I am going to clean. And when I say clean, I mean move stuff around to make the house look sufficiently organized enough that it's not distracting me from completing my freelance work. I'm going to get new sandals for the boys; ones where their toes don't hang over the edges so that I cringe when they are running while vision of nails peeling back run through my brain. I'm going to make some fantastic dinners (Stir fried beef and broccoli, BBQ and potato salad).

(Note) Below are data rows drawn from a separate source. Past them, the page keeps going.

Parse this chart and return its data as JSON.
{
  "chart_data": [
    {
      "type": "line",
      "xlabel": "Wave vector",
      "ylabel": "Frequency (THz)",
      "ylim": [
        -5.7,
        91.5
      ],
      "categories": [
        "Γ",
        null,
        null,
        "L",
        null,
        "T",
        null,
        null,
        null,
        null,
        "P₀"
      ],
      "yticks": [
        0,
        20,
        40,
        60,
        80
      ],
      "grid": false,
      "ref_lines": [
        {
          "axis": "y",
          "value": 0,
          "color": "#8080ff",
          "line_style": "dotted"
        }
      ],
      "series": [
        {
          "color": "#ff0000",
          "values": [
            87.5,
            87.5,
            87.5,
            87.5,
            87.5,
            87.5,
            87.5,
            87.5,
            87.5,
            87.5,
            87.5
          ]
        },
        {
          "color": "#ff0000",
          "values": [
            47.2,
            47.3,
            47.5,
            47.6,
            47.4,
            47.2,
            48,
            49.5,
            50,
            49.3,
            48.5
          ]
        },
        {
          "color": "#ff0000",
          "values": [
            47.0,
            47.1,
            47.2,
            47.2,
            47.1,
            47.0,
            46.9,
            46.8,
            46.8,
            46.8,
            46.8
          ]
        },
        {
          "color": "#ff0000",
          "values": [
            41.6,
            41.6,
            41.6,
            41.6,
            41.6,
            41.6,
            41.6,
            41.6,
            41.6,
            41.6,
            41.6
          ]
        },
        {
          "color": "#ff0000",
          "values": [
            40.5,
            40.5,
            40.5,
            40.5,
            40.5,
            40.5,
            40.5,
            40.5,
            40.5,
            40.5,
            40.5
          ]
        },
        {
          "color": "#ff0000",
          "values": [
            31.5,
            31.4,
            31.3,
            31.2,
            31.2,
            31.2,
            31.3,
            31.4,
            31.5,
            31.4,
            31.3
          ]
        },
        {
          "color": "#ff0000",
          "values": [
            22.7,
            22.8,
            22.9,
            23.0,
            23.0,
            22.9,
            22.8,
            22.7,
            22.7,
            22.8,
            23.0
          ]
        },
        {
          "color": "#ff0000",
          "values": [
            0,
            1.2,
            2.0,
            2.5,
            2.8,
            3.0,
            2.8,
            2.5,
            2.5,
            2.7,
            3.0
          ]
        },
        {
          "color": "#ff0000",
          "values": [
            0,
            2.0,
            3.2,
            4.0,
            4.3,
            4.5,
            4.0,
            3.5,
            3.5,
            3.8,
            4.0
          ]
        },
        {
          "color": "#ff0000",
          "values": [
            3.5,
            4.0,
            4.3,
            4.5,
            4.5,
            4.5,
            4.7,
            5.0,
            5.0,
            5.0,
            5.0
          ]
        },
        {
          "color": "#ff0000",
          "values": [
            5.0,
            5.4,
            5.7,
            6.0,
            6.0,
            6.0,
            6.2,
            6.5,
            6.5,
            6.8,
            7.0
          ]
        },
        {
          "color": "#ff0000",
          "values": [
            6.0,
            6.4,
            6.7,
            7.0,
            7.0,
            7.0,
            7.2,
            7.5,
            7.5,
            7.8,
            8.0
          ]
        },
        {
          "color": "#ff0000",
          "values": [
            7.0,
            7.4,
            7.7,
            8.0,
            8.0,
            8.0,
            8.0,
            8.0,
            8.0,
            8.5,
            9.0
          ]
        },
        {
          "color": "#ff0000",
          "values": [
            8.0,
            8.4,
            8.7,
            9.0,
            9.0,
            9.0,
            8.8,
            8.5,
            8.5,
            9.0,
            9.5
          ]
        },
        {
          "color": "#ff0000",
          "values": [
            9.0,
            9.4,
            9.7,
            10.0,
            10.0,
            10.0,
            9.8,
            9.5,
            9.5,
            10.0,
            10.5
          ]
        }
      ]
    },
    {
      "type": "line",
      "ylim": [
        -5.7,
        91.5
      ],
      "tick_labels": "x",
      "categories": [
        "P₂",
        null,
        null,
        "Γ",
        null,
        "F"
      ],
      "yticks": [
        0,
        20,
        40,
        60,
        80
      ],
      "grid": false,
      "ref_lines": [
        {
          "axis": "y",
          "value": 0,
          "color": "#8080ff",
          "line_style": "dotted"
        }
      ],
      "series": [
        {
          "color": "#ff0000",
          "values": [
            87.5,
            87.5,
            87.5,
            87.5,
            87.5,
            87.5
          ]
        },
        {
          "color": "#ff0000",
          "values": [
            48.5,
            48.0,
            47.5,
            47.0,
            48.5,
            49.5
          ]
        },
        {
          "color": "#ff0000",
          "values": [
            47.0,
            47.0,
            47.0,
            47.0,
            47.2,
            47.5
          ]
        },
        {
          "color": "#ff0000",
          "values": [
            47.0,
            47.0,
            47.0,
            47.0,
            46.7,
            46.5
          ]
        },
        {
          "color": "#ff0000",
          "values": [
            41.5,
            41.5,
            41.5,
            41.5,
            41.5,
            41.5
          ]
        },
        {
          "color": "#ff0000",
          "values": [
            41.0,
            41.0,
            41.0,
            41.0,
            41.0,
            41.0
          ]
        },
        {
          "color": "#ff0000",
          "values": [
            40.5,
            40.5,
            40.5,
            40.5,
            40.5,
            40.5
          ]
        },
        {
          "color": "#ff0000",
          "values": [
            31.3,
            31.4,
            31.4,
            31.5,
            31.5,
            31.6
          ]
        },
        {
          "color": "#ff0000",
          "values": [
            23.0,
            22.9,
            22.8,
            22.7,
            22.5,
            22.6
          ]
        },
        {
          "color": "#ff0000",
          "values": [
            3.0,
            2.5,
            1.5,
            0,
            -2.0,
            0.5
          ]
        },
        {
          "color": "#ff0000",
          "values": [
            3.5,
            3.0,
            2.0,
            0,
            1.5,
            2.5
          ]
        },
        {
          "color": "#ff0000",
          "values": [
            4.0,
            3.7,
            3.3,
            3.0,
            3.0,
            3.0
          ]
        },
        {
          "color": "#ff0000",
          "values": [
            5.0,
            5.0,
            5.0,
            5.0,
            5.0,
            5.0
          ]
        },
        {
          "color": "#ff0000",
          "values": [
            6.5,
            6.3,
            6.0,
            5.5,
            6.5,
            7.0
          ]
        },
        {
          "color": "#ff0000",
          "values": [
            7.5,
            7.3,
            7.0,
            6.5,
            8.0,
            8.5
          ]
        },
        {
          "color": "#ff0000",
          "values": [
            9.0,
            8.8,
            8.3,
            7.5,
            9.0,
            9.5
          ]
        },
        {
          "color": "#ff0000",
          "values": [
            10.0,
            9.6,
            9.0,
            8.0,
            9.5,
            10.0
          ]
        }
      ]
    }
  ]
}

Realistically, the freelance will/has to get done but I will probably find a way to weasel out of the rest. I'm finding by the time I get a chance to have a bit of me time I'm exhausted. These kids tire me out. And I'm probably the laziest mom out there. Half the time the boys amuse themselves and Addison roles around on the floor discovering that really, dog hair doesn't taste that bad. By 8pm the last thing I want to do is clean the living room, do the dishes, sweep the floor, make sure all the toys are put away and then sit down here and try to be a creative design genius. I'd rather fall asleep on the couch, nursing a Pepsi, to some sappy chick-flick (that almost accurately describes my on-strike evenings which have been a lot more frequent lately).
I'm telling myself that once I actually get a couple of nights of uninterrupted sleep (Addison is still up once nursing... that's not too bad), I think I will be a much saner person.
It's 8:30 pm. The boys are being superheroes or sharks or something in the basement. Craig has just walked in the door. I suppose I should quit slacking and put the mutant Marvel mammals to bed.
1 comment:
Boy do I know that feeling. Come 8 pm I am not interested in doing another house related chore.